"Biz çalarken, mülkiyet daha icat edilmemişti"
Çingene Atasözü

İnsan; Her Dilde


Dedi ki tanrı; “Var ol”
Oysa ki var olan demişti ilk; “Tanrı”.

Yürümeyi öğrenmeden evvel çift uzuv üstünde, konuşabiliyordu doğayla doğanın dilinde. Av olmak ya da avlanmak meselesinde, yaşadığı kadar değeri vardı doğanın gözünde.
Yine sağ kaldığı sabahlardan birinde; yere basmasına gerek kalmadığı zaman elleriyle, koparıp altında yattığı ağacın dalını, yarattı kendine ilk asasını. Güneş doğmadan önce takılıp düştüğü taşı alıp artık yere basmayan ellerine, yarattı tarihin ilk kurşununu. Tıkayıp dün düşüp çırpındığı derenin ağzını, yarattı kendine özel küçük okyanusunu. Toplayıp artık yere basmayan elleriyle sağın solun dikenli çalısını, kapadı mağaranın giriş kapısını ve yarattı başkasının giremediği yuvasını. Güneş doğup battıkça ve döndükçe dünya, değiştirdi içinde var olduğu gezegenin doğadan gelen yapısını.




Daha sonra kendisine homosapiens denecek olan bu canlı; bilmese de en başta yuvarlak olduğunu, ayak izinden farklı izler bırakmaya başladı bu yuvarlak, mavi rengin hâkim olduğu, siyah boşluk içinde yüzen gezegen üzerinde.
Dünyanın kendi çevresindeki her turunda, doğadaki başka hiçbir şeye benzemeyen yapı(t)larla doldurdu yerin yüzünü, yeryüzünü. Adına tekerlek dediği yuvarlak cisimlerden araçlar yaptı yorulmadan gitmek için başka yerlere ve eskiden korkup kaçtığı ateşi misafir etti evinin içine.

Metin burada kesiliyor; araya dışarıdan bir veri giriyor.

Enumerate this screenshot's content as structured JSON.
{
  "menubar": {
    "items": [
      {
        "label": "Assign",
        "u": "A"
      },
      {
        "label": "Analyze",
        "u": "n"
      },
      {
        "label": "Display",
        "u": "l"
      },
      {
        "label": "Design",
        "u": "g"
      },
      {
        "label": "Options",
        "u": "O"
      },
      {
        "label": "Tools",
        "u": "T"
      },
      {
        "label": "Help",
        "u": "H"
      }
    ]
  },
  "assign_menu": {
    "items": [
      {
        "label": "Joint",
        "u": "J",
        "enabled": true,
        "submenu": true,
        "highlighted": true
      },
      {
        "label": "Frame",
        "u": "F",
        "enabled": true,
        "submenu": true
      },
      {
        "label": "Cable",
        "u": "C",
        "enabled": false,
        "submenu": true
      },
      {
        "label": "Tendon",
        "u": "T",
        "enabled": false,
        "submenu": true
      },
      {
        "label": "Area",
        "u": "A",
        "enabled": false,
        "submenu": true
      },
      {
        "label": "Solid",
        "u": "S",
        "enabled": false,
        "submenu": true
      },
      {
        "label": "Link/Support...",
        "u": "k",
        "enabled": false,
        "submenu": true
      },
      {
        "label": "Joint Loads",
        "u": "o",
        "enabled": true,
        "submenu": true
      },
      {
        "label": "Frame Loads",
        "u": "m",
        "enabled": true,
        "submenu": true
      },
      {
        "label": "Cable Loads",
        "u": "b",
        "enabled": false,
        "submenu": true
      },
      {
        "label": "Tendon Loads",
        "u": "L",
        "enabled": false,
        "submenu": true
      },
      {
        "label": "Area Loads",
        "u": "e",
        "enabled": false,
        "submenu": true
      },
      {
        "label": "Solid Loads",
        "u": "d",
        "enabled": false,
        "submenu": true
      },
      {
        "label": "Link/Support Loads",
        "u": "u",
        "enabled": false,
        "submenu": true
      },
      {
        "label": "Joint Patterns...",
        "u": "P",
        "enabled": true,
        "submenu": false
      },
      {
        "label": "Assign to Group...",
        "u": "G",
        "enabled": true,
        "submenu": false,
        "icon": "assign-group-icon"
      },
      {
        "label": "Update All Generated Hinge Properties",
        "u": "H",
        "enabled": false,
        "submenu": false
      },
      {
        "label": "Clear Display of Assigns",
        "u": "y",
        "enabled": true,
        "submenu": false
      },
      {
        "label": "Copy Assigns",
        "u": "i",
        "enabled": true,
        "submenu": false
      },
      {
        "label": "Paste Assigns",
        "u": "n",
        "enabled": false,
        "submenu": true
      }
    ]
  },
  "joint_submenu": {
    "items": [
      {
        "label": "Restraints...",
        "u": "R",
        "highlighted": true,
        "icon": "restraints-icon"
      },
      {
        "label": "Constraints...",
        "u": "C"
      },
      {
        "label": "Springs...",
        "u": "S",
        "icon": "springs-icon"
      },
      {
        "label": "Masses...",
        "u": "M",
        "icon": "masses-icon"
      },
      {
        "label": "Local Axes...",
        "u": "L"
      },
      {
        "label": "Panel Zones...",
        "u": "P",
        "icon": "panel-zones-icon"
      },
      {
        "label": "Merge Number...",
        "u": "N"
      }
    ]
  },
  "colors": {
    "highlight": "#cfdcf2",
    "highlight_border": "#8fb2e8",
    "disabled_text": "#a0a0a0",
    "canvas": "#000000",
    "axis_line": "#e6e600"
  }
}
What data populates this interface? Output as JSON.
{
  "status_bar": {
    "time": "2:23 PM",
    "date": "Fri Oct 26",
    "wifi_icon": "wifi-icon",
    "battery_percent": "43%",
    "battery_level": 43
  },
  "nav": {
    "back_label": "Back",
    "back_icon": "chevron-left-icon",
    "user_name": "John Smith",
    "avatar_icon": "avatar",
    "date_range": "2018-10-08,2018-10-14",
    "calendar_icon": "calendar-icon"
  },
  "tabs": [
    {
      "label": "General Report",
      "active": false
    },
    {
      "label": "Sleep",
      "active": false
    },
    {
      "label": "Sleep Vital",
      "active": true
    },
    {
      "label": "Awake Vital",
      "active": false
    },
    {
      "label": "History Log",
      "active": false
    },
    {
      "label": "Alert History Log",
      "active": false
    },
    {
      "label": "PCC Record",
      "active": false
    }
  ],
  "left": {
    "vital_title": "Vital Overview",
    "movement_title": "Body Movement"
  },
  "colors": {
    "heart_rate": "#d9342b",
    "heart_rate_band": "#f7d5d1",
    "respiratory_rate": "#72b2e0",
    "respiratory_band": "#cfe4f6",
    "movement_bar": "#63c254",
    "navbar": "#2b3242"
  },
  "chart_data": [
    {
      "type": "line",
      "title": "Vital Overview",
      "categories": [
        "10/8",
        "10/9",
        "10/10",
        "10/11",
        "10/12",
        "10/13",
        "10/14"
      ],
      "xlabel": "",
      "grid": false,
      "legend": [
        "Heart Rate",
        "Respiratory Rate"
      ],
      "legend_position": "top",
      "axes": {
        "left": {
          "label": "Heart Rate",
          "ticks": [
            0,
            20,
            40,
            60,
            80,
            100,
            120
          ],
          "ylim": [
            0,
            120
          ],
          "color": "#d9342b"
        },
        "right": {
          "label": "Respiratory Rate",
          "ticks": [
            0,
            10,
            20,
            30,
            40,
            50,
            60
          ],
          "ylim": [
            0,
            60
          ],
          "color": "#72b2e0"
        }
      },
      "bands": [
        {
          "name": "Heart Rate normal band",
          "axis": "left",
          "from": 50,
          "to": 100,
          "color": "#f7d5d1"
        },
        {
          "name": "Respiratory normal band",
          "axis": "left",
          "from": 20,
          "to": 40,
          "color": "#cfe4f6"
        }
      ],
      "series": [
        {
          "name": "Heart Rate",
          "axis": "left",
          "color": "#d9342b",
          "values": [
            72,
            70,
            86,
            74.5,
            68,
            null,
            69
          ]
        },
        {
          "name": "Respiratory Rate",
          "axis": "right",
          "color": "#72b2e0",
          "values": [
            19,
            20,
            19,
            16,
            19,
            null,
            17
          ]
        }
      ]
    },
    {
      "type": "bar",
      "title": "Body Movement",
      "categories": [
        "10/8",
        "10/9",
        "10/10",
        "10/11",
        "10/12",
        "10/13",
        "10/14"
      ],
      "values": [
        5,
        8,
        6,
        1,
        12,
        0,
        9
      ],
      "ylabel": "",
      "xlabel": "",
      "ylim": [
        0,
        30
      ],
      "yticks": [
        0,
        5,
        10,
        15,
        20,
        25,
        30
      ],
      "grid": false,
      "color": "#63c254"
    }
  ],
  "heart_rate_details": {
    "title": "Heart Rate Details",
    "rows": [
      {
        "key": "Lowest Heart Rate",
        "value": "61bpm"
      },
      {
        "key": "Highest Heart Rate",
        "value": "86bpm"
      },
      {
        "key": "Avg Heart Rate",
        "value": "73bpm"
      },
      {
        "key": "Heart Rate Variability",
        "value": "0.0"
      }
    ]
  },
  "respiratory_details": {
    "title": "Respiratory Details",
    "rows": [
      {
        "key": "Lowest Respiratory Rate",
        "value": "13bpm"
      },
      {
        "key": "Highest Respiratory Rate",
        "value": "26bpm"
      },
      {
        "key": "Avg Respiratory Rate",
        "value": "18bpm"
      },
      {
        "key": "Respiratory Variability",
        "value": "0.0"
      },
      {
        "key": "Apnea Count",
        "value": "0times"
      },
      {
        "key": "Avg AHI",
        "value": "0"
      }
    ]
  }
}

Kıran kırana mücadelelerin yerini avına yaklaşmasını bile gerektirmeyen aletler aldı. Nehirlerden ıslanmadan geçmenin yolunu buldu geçirerek yolları suyun üzerinden. Diyar diyar dolaşmayı bıraktı, sırf doyurmak için karnını, öğrenerek büyütmeyi sebze ve meyveleri evinin duvarının dibinde. Evinin duvarının dışına da duvarlar ördü sonra, korumak için kurduğu kendi küçük dünyasını kendinden olmayanlardan. Eskiden kaçtığı hayvanları geçirerek kontrolüne ve besleyip karşılığında sütünü, etini ya da hizmetini alarak onların, farklılaştırdı kendini kendisinin dışında kalan hayvanlardan. Eskiden sadece bir parçası olduğu doğanın sahibi oldu; ya da öyle sandı. Yönetmeye başladı güneşin doğuşundan, yağmurun ve karın yağışından, şimşeğin çakışından, denizin dalgalanışından ve yerin sarsılışından başka her şeyi.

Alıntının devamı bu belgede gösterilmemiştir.